1. Why is it that when the Cold War ended and the Berlin Wall came down and the big thaw came, every country in Europe seemed to get smaller as a result - except Germany, which got much bigger?

2. Can you name any Dickens or George Eliot novel which is not undergoing televisualisation?

3. Why are people who adhere to the basic principles of Islam dismissed as Islamic fundamentalists, while fanatical Zionists

are never referred to as Jewish fundamentalists?

4. How is it that when John Major said we must get 'back to basics', the British thought it was a bit of a joke, but when the Ayatollah Khomeini said the same thing, nobody in Iran laughed?

5. If organisers of book events and producers of BBC radio programmes find it comparatively easy to contact Salman Rushdie with a view to getting him to pop up and make an appearance for them, how come no lone Iranian- inspired assassin has ever got close to him?

6. Who was it who said, of Margaret Thatcher: 'Like her or love her, you can't help hating her'?

7. In a recent issue of the International Herald Tribune, in a regular feature called 'What They're Reading', they asked Christopher Irwin, chief executive of BBC World Service Television, what he was reading at the moment, and he said he was reading two books - Managing Brand Equity: Capitalising on the Value of a Brand Name by David Aaker, and The Night Manager by John le Carre.

'The first book gives me good jargon to pin on ideas I have in the back of my mind,' he said. 'The le Carre book is intense and complex but very compelling.'

The question is, I suppose: what does this tell us about the new BBC under John Birt?

8. It was commonly said after the end of the Cold War that spy thriller writers would now have no setting for their stories.

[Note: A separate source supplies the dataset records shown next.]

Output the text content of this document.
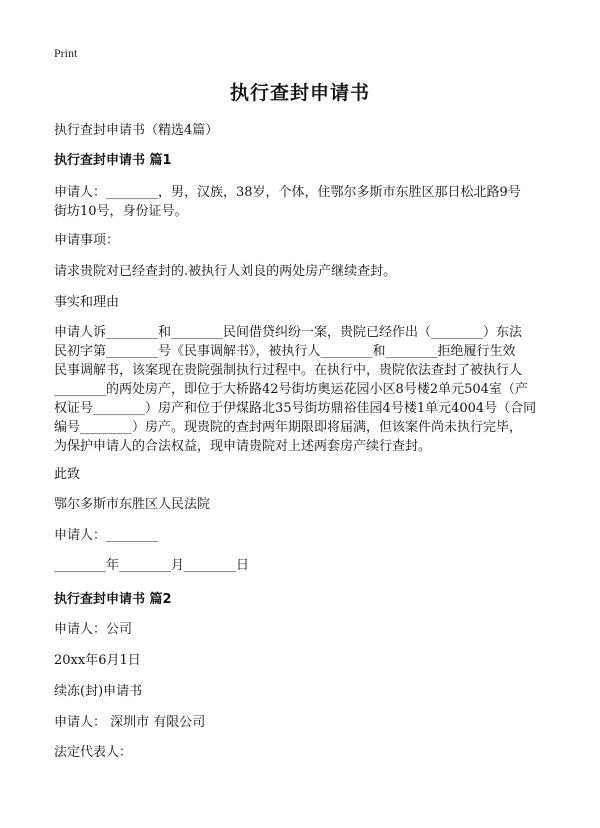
Print
执行查封申请书
执行查封申请书（精选4篇）
执行查封申请书 篇1
申请人：________，男，汉族，38岁，个体，住鄂尔多斯市东胜区那日松北路9号
街坊10号，身份证号。
申请事项：
请求贵院对已经查封的.被执行人刘良的两处房产继续查封。
事实和理由
申请人诉________和________民间借贷纠纷一案，贵院已经作出（________）东法
民初字第________号《民事调解书》，被执行人________和________拒绝履行生效
民事调解书，该案现在贵院强制执行过程中。在执行中，贵院依法查封了被执行人
________的两处房产，即位于大桥路42号街坊奥运花园小区8号楼2单元504室（产
权证号________）房产和位于伊煤路北35号街坊鼎裕佳园4号楼1单元4004号（合同
编号________）房产。现贵院的查封两年期限即将届满，但该案件尚未执行完毕，
为保护申请人的合法权益，现申请贵院对上述两套房产续行查封。
此致
鄂尔多斯市东胜区人民法院
申请人：________
________年________月________日
执行查封申请书 篇2
申请人：公司
20xx年6月1日
续冻(封)申请书
申请人： 深圳市 有限公司
法定代表人：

How do you think the new BBC under John Birt would qualify as a setting for all the thrills of Byzantine plots, moles, leaks, traitors, back-stabbings and a monolithic state structure of obedience and silence?

9. If the United Nations had been around in 1914, what course of action do you think it would have proposed when the Archduke Ferdinand was shot dead in Sarajevo?

10. Can you think of any idea or proposal made by Michael Portillo that hasn't been made by countless similar ministers?

11. Can you think of any idea or proposal that has been made by Michael Portillo?

12. Can you think of Michael Portillo?

13. The English and the Irish were on the verge of an epoch- making agreement not so very long ago that was going to bring peace for all time to Northern Ireland. Whatever happened to it? And can you name anything that was actually agreed on in the Anglo-Irish agreement?

14. The Bank of England has secured judgment against three former employees who had been making off with thousands of pounds' worth of banknotes due for destruction and who have been ordered to pay it all back (even though they were never found guilty of theft).

Do you think this was a test case to see if Norman Lamont can be made to repay all those millions lost in the attempt to prop up the pound at the time of Black Wednesday?

15. Can you name anything that Michael Howard hasn't tried to crack down on yet? Alternatively, can you name anything that Michael Howard did announce a crackdown on and which actually decreased as a consequence of his action?

16. The snooker championship at the Crucible in Sheffield has been going on for how long? a) the last two weeks, b) about six months, c) non-stop since the Eighties, d) ever since the invention of television.

17. Considering that as soon as the football season is over it will be time to start gearing up for the World Cup in the United States, and as soon as that is over it will be time to start gearing up for the football season in Scotland, and after that for the season in England again, which means that we are not going to be free of football until some time late in 1995, if then, does this fill you with a) gloom, or b) what?

18. Why do the British use the ward 'gratuitous' to mean lots of nice things such as 'unstinted', 'no strings attached' and 'generous', with the sole exception of the times it is applied to violence, when it means 'brutal', 'sadistic' and 'bloodthirsty'?